Umbach D M, Weinberg C R
National Institute of Environmental Health Sciences, Research Triangle Park, NC 27709, USA.
Stat Med. 1997 Aug 15;16(15):1731-43. doi: 10.1002/(sici)1097-0258(19970815)16:15<1731::aid-sim595>3.0.co;2-s.
Genetic susceptibility and environmental exposures play a synergistic role in the aetiology of many diseases. We consider a case-control study of a rare disease in relation to a categorical exposure and a genetic factor under the assumption that the genotype and the exposure occur independently in the population under study. Using a logistic model for risk, we describe maximum likelihood methods based on log-linear models that explicitly impose the independence assumption, something the usual logistic regression analyses cannot do. The estimator of the genotype-exposure interaction effect depends only on data from cases. Estimators for genotype and for exposure effects depend also no data from controls, but only through their respective marginal totals. All three estimators have smaller variance than they would were independence not enforced. These results have important implications for design: (i) Case-only studies can efficiently estimate gene-by-environment interactions. (ii) Studies where controls are genotyped anonymously can estimate genotype, exposure, and interaction effects as efficiently as designs where genotype and exposure data are linked. This feature addresses a growing concern of human subjects review boards. (iii) Exposure and interaction effects, but not genotype effects, can be estimated from studies where genetic information is only collected from cases (although one can recover the genotype effect if external gene prevalence data exist). Such designs have the compensatory benefit that the response rate (hence, validity) is higher when controls are not subjected to intrusive tissue sampling. However, the independence assumption can be checked only with linked genotype and exposure data for some controls. We illustrate the methods by applying them to recent study of cleft palate in relation to maternal cigarette smoking and to a variant of the transforming growth factor alpha gene in the child.
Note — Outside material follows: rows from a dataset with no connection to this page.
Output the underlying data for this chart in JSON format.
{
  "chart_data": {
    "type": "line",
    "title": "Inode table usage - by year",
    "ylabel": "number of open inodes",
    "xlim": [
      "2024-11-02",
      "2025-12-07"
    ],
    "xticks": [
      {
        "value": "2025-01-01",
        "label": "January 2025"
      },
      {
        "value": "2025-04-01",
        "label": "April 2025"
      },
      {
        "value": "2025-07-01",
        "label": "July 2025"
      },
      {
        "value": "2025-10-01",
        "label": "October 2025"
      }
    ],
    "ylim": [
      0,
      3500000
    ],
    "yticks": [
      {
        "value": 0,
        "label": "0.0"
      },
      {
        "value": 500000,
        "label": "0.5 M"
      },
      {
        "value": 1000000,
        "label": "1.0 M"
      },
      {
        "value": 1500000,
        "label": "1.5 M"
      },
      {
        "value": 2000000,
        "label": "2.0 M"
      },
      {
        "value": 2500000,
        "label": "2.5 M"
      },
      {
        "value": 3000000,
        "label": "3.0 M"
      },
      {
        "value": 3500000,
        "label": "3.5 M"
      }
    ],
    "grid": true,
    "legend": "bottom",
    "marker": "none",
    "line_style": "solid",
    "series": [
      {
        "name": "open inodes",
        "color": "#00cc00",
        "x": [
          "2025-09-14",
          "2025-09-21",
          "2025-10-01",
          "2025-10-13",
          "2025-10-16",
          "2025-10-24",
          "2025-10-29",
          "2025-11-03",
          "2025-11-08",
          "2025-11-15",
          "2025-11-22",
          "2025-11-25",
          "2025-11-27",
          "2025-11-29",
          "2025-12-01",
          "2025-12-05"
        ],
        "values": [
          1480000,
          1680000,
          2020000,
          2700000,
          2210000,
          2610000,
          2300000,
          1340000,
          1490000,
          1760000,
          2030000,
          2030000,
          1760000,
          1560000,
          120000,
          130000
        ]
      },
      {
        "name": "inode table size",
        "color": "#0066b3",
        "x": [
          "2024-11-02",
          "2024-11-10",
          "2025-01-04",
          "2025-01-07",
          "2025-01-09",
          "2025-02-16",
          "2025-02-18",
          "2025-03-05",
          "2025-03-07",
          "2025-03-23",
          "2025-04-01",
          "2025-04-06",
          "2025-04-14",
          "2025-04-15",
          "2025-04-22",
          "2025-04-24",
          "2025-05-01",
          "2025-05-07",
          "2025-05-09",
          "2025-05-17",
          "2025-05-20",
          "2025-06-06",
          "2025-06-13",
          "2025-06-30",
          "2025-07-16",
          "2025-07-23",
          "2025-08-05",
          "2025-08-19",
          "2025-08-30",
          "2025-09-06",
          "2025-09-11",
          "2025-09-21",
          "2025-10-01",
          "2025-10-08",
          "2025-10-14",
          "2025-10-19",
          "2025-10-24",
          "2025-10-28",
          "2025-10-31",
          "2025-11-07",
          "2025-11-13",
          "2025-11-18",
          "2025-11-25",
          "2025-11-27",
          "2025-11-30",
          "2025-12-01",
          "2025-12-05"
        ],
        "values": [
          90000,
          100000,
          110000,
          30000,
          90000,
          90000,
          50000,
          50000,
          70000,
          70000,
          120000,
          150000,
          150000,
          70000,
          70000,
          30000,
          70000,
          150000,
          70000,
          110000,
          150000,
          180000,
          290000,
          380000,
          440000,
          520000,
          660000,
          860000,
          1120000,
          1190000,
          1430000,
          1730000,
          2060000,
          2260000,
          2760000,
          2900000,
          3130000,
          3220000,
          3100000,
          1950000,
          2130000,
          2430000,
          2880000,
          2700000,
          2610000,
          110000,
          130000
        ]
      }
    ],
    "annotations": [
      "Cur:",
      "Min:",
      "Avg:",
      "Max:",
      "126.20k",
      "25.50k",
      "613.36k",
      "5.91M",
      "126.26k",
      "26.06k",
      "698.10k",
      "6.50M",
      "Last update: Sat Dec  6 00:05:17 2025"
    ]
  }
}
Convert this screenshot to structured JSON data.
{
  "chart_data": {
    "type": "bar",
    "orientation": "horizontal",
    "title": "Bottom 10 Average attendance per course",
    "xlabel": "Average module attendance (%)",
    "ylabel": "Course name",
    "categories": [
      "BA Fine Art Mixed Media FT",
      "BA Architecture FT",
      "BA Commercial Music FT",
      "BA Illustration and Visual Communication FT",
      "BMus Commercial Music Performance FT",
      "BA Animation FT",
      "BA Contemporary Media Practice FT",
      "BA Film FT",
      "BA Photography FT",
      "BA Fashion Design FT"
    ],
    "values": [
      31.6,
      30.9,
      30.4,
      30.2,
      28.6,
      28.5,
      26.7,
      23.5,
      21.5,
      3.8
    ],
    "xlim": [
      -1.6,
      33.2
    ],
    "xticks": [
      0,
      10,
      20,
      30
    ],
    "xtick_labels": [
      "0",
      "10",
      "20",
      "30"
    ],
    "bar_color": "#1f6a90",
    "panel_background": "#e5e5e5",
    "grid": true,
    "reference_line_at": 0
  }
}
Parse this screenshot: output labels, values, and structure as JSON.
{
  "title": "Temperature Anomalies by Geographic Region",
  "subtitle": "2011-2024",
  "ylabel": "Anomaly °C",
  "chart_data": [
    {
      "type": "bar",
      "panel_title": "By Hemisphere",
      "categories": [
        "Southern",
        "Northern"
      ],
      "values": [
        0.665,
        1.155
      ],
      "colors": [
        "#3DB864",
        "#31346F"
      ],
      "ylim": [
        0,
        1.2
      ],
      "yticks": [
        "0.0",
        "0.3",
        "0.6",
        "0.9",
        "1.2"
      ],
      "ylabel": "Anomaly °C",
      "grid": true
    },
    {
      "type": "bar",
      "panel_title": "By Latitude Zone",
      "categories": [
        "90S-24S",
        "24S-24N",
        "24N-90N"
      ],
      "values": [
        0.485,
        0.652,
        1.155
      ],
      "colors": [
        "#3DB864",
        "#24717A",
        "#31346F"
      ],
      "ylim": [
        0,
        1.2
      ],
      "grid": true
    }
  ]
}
遗传易感性和环境暴露在许多疾病的病因学中起着协同作用。我们考虑一项关于罕见疾病与分类暴露及遗传因素关系的病例对照研究,假设在所研究的人群中基因型和暴露是独立发生的。使用风险的逻辑模型,我们描述了基于对数线性模型的最大似然方法,该方法明确施加了独立性假设,而这是通常的逻辑回归分析无法做到的。基因型 - 暴露交互作用效应的估计仅取决于病例数据。基因型效应和暴露效应的估计也不依赖于对照数据,而是仅通过它们各自的边际总数。与不强制独立性时相比,所有这三个估计量的方差都更小。这些结果对设计具有重要意义:(i)仅病例研究可以有效地估计基因 - 环境交互作用。(ii)对对照进行匿名基因分型的研究能够像将基因型和暴露数据关联起来的设计一样有效地估计基因型、暴露和交互作用效应。这一特性解决了人类受试者审查委员会日益关注的一个问题。(iii)暴露和交互作用效应(但不是基因型效应)可以从仅收集病例遗传信息的研究中估计出来(尽管如果有外部基因流行率数据,就可以恢复基因型效应)。这种设计具有补偿性优势,即当不对对照进行侵入性组织采样时,应答率(从而有效性)更高。然而,独立性假设只能通过一些对照的关联基因型和暴露数据来检验。我们通过将这些方法应用于最近关于腭裂与母亲吸烟以及儿童转化生长因子α基因变体关系的研究来说明这些方法。